The 2006 RRS had an air compressor with a weak intake valve spring. The spring wouldn't keep the valve closed and allowed air to escape which caused the compressor to not produce enough pressure. Then the system would say "well, we didn't get the right pressure in the allotted time, let's go to slammed mode". I had this problem with mine and replaced the compressor with one from ebay for like $250. I think my replacement was off a 2008. Looks like you can get them on ebay starting at $170 now. Before going down that route, pull the suspension fault code and if it's the "pressure wasn't reached in time" fault. If it was, it's probably the compressor... or a big system leak somewhere. Replacing the compressor is totally doable your garage. If you have a Disco, you know how to work on LRs.
The bags seem to be pretty reliable AFAIK
. A leaky bag would make one corner low and the compressor would run all the time to keep it up. It'd show up as one corner sagging after it sits for a bit. You can get replacement bags for $430 on the front and $307 on the back each from Atlantic British. (They're on sale now) I'd replace the air shocks before converting to springs because the air ride is just so darn comfortable and capable in offroad height. It also has "Extended mode" for if it detects that it's high-centered on something. It'll push an extra few inches to try and get out of it. Really sweet system.
If it has the ACE system, inspect the sway bars and look for pop-can sized "thing" in the middle. This is the ACE "thing" that uses high pressure hydraulic fluid to resist cornering and keep the Range level. Works great. Check those can-looking things for leaks / weeps. Mine are starting to weep a bit and that's common for this age. If they are leaking badly, that can cause a suspension fault, but it'd show up as ACE in the dash. You don't want a Range with really leaky ACE swaybars. They're stupid-expensive. If they are weeping, keep an eye on them and keep the fluid topped up because the system can be trashed by running low.

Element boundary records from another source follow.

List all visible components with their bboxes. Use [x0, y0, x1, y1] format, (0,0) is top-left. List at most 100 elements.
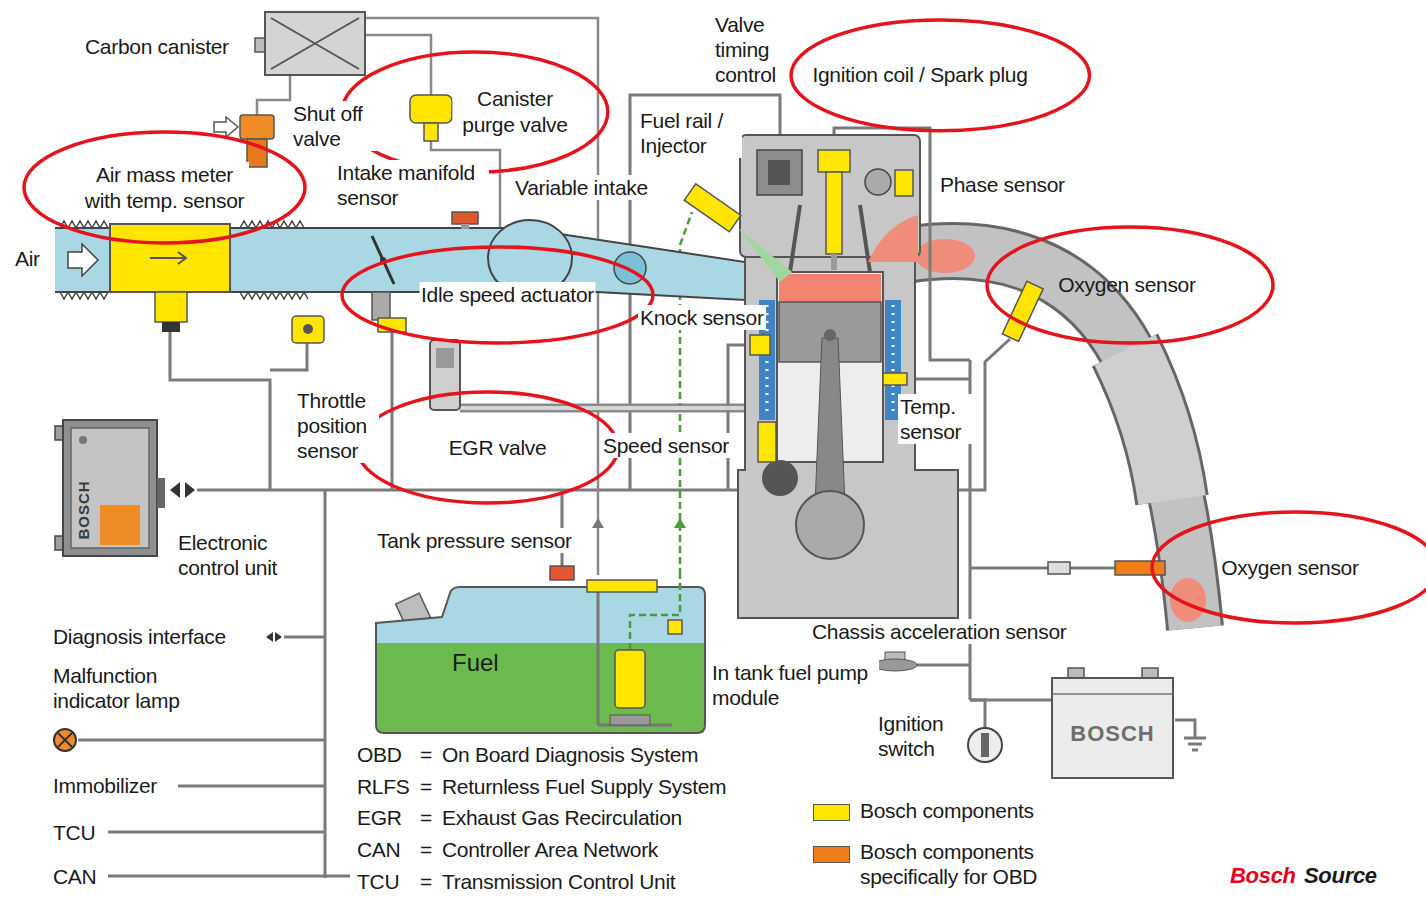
part-label: Speed sensor — [601, 433, 731, 458]
part-label: In tank fuel pump module — [710, 660, 879, 710]
fuel-pump-module — [615, 650, 645, 708]
callout-ellipse: EGR valve — [355, 390, 620, 505]
throttle-position-sensor — [292, 316, 324, 343]
vapor-pipe — [257, 75, 290, 115]
engine-block — [796, 491, 864, 559]
part-label: On Board Diagnosis System — [440, 742, 700, 767]
purge-valve — [424, 123, 438, 141]
legend-swatch — [813, 804, 850, 821]
chassis-acceleration-sensor — [873, 659, 917, 671]
fuel-pump-module — [668, 620, 682, 634]
callout-label: Idle speed actuator — [419, 282, 596, 308]
egr-valve — [436, 348, 454, 368]
wire — [917, 664, 970, 667]
vapor-pipe — [257, 18, 598, 575]
malfunction-lamp — [54, 729, 76, 751]
engine-block — [738, 135, 958, 618]
wire-plug — [266, 632, 273, 642]
callout-text-block: Air mass meter with temp. sensor — [81, 162, 249, 214]
egr-valve — [430, 340, 460, 410]
intake-manifold-sensor — [461, 224, 469, 229]
malfunction-lamp — [54, 729, 76, 751]
part-label: Carbon canister — [83, 34, 231, 59]
part-label: Controller Area Network — [440, 837, 660, 862]
battery — [1052, 678, 1173, 778]
wire — [108, 831, 325, 834]
wire — [78, 739, 325, 742]
callout-ellipse — [342, 247, 653, 343]
wire — [178, 785, 325, 788]
callout-label: Canister purge valve — [452, 86, 577, 138]
part-label: Exhaust Gas Recirculation — [440, 805, 684, 830]
ignition-switch — [968, 728, 1002, 762]
flow-arrow — [592, 518, 604, 528]
intake-tube — [60, 292, 108, 299]
tank-pressure-sensor — [550, 566, 574, 580]
part-label: CAN — [355, 837, 402, 862]
callout-label: Air mass meter with temp. sensor — [81, 162, 249, 214]
wire — [270, 343, 307, 370]
knock-sensor — [750, 335, 770, 355]
intake-manifold-sensor — [452, 212, 478, 229]
part-label: Malfunction indicator lamp — [51, 663, 195, 713]
engine-block — [762, 460, 798, 496]
fuel-tank — [376, 587, 705, 733]
throttle-position-sensor — [292, 316, 324, 343]
callout-text-block: Oxygen sensor — [1058, 272, 1195, 298]
purge-valve — [410, 95, 452, 123]
injector — [684, 184, 741, 232]
wire-plug — [1048, 562, 1070, 574]
part-label: Returnless Fuel Supply System — [440, 774, 728, 799]
part-label: TCU — [51, 820, 97, 845]
fuel-pump-module — [598, 587, 672, 725]
flow-arrow — [214, 117, 686, 528]
intake-tube — [55, 220, 745, 300]
exhaust-pipe — [1125, 350, 1172, 500]
spark-plug — [818, 150, 850, 172]
part-label: Chassis acceleration sensor — [810, 619, 1069, 644]
legend-swatch — [813, 846, 850, 863]
callout-text-block: Idle speed actuator — [419, 282, 596, 308]
ecu-box — [71, 428, 149, 548]
source-credit: Bosch — [1228, 863, 1298, 888]
air-mass-meter — [110, 224, 230, 292]
part-label: OBD — [355, 742, 404, 767]
part-label: Air — [13, 246, 42, 271]
intake-tube — [240, 292, 308, 299]
wire — [970, 700, 985, 728]
callout-text-block: EGR valve — [447, 435, 549, 461]
part-label: Temp. sensor — [898, 394, 974, 444]
callout-ellipse — [357, 392, 618, 503]
intake-tube — [68, 244, 98, 276]
part-label: RLFS — [355, 774, 411, 799]
wire — [284, 636, 325, 639]
wire — [108, 875, 350, 878]
speed-sensor — [758, 422, 776, 462]
knock-sensor — [750, 335, 770, 355]
callout-ellipse: Oxygen sensor — [985, 225, 1275, 345]
temp-sensor — [883, 373, 907, 385]
callout-ellipse — [342, 52, 608, 172]
spark-plug — [818, 150, 850, 270]
egr-pipe — [460, 404, 745, 413]
intake-manifold-sensor — [452, 212, 478, 224]
engine-block — [865, 169, 891, 195]
ecu-box — [100, 505, 140, 545]
callout-ellipse: Oxygen sensor — [1150, 510, 1426, 625]
legend-text: Bosch components — [858, 798, 1036, 823]
callout-label: Oxygen sensor — [1221, 555, 1358, 581]
oxygen-sensor-icon — [1115, 561, 1165, 575]
wire — [1175, 720, 1195, 738]
part-label: = — [418, 805, 434, 830]
ecu-box — [157, 478, 165, 508]
purge-valve — [410, 95, 452, 141]
injector — [684, 184, 792, 282]
callout-text-block: Oxygen sensor — [1221, 555, 1358, 581]
callout-label: Ignition coil / Spark plug — [810, 62, 1029, 88]
carbon-canister — [265, 12, 365, 75]
air-mass-meter — [162, 322, 180, 332]
oxygen-sensor-icon — [1002, 281, 1043, 341]
fuel-tank — [372, 575, 707, 735]
wire — [170, 332, 270, 490]
engine-block — [824, 329, 836, 341]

Another good thing to know is that these Ranges lose their friggin mind if the battery is bad or if they sit for a long time without charging. Low voltage will cause a suspension fault because the computer doesn't get info from the height sensors. When this happens you usually see transmission, HDC, and suspension faults as well. Sometimes you see ACE faults too, but that seems to only happen around 10v.
My RRS is a monster offroad. It's got triple locking diffs and amazing traction control. It's an absolute blast to own!